Un campo da gioco apre e chiude il film; il bambino motore della trama è un campione di Otello, gioco da tavola diventato celebre sui primi personal computer; è un aeroplano giocattolo la causa di tutto. Fukada forse gioca col destino e con le vite dei propri personaggi, ma sicuramente la vita non è mai bianca o nera come le pedine dell'Otello. 

Il suo è un gioco di sfumature, tanto grigio in opposizione al bianco e il nero, con persone che si incontrano, scontrano e faticano a capirsi. Eppure la vita, gran giocatrice, crea situazioni tristi, complesse, ma che costringono ad andare avanti, a vivere, lottare e cercare la felicità. 

Love life è soprattutto un film di sceneggiatura, un'opera in cui sono i difficili rapporti personali i protagonisti assoluti.

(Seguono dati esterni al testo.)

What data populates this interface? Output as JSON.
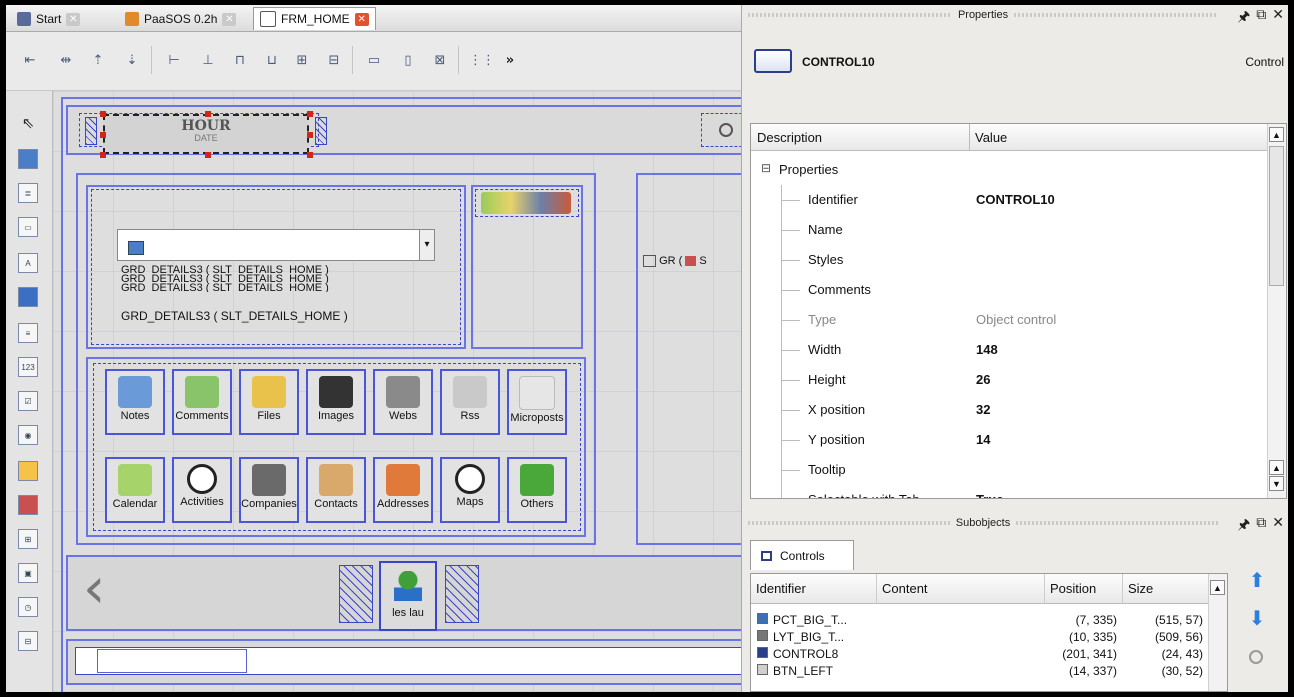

Tutti sembrano cercarsi e allo stesso tempo respingersi. Eppure non si può dire che i protagonisti siano incoerenti, sono solo coerentemente confusi come lo è l'uomo moderno. Tutti si dibattono tra tradizione e modernità nei rapporti, tra libertà e coerenza, tra amore e fuga dalle responsabilità. 

Un cast perfetto è alla base di una buona confezione con una regia ricercata e un montaggio accurato. Fukada riesce a far vivere gli appartamenti dei protagonisti sfruttando al meglio gli spazi angusti con la camera. 

Probabilmente manca un colpo d'ala ad elevarlo nell'Olimpo dei grandi film, ma Love life è indubbiamente un film da vedere perché entra profondamente nell'animo e scava a fondo nello spettatore. Non giudica, ma mostra ciò che a volte si fa fatica a vedere e al giorno d'oggi non è poco. Al Festival di Venezia è uscito a mani vuote, ma è sicuramente un'opera che ha meritato quel palcoscenico. Da vedere.